As Crimson Chaos entered its second year, it officially registered as a University of Alabama student group and adopted a new format. In addition to supporting men's basketball, Crimson Chaos expanded to support all University of Alabama sports, becoming the official student group of athletics at the university. The group also tried new things to make the atmosphere in Coleman Coliseum as intimidating as it was in previous years, including adding the "Roll Tide Roller Coaster".  The newly energized environment Crimson Chaos created in Coleman Coliseum helped the Tide complete an undefeated season at home (for the 2010–11 season) with a 19–0 record, including wins over then #12 Kentucky, Georgia, Mississippi State.

Post-season results

NCAA tournament
Alabama has appeared in the NCAA Tournament 24 times. It has reached the Sweet Sixteen nine times and the Elite Eight once in 2004. Alabama has an overall NCAA Tournament record of 25–23.

* Vacated by the NCAA

NIT appearances
Alabama has appeared in 16 National Invitation Tournaments, reaching the championship game on two occasions. Alabama has an overall NIT record of 24–19.

All-time leaders

Former players
Alabama has seen its stars go on to win nine NBA Championships and earn six All-Star selections, six All-Defensive Team honors, three All-Rookie honors and more than $390 million in the NBA. Former Alabama players have gone on to suit up in nearly 10,000 NBA games and have scored more than 90,000 cumulative points.

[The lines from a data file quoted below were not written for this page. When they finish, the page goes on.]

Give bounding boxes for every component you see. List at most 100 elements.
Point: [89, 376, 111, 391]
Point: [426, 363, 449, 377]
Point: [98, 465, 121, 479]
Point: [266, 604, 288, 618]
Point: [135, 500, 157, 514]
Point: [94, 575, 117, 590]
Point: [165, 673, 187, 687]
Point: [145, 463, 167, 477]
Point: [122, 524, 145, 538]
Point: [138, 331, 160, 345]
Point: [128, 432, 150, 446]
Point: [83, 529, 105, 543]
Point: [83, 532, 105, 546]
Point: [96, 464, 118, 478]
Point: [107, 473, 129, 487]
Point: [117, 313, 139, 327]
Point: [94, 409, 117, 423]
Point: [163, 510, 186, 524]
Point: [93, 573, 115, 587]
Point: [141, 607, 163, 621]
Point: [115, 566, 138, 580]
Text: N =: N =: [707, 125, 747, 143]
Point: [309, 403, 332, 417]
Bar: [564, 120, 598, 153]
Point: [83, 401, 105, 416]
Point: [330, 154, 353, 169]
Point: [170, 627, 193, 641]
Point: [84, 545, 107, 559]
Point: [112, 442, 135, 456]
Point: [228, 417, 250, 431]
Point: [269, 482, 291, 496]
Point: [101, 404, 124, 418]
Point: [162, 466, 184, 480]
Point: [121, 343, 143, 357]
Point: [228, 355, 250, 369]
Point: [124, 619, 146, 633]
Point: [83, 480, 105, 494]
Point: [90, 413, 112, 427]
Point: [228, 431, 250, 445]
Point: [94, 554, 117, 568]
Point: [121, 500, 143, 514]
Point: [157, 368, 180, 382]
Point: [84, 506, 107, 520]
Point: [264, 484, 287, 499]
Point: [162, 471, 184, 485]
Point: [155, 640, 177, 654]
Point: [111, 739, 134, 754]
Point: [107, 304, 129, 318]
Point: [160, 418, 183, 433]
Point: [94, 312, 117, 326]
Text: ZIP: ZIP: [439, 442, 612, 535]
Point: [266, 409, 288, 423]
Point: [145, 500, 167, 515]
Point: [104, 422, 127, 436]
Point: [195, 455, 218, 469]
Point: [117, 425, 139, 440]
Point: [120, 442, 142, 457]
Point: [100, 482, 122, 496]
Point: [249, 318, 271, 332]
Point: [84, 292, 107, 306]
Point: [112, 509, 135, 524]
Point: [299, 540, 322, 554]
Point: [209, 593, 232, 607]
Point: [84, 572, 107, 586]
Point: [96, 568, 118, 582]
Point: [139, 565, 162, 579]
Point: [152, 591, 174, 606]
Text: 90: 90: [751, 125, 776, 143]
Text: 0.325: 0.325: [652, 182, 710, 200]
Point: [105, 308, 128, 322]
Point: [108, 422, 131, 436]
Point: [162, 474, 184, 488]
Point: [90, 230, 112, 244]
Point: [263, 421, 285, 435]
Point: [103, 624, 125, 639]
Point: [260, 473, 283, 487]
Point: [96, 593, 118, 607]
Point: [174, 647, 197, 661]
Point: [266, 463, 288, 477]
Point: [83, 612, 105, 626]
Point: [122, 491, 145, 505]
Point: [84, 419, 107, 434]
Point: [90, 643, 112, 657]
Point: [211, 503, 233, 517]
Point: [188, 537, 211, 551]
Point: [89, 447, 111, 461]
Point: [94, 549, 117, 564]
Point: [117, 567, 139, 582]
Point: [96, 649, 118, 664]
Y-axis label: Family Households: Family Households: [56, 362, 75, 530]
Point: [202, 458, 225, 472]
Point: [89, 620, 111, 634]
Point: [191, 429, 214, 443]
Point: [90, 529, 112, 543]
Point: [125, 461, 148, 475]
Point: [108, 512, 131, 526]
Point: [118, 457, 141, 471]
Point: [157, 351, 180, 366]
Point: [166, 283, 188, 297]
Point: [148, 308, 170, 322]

Tide alumni currently in the NBA

Source: Basketball Reference

Tide alumni in international leagues

 Retin Obasohan (born 1993), basketball player for Hapoel Jerusalem of the Israeli Basketball Premier League
 Levi Randolph (born 1992), basketball player for Hapoel Jerusalem of the Israeli Basketball Premier League

All–Americans
 Lindy Hood; 1930
 Jim Homer; 1947
 Jerry Harper; 1955 & 1956
 George Linn; 1956
 Jack Kubiszyn; 1958
 Bob Andrews; 1965
 Wendell Hudson; 1973
 Leon Douglas; 1973, 1975 & 1976
 Charles Cleveland; 1975
 T. R. Dunn; 1974 & 1977
 Reggie King; 1976, 1978 & 1979
 Eddie Phillips; 1980 & 1982
 Ennis Whatley; 1983
 Derrick McKey; 1987
 James Robinson; 1991 & 1993
 Erwin Dudley; 2002
 Mo Williams; 2002
 Kennedy Winston; 2005
 Ronald Steele; 2006
 Richard Hendrix; 2008
 Alonzo Gee; 2009
 Collin Sexton; 2018
Brandon Miller; 2023

All-time record vs. current SEC teams

Retired numbers

Alabama has retired one jersey number, 20 for Wendell Hudson (F), who played Forward for Alabama 1969-1973.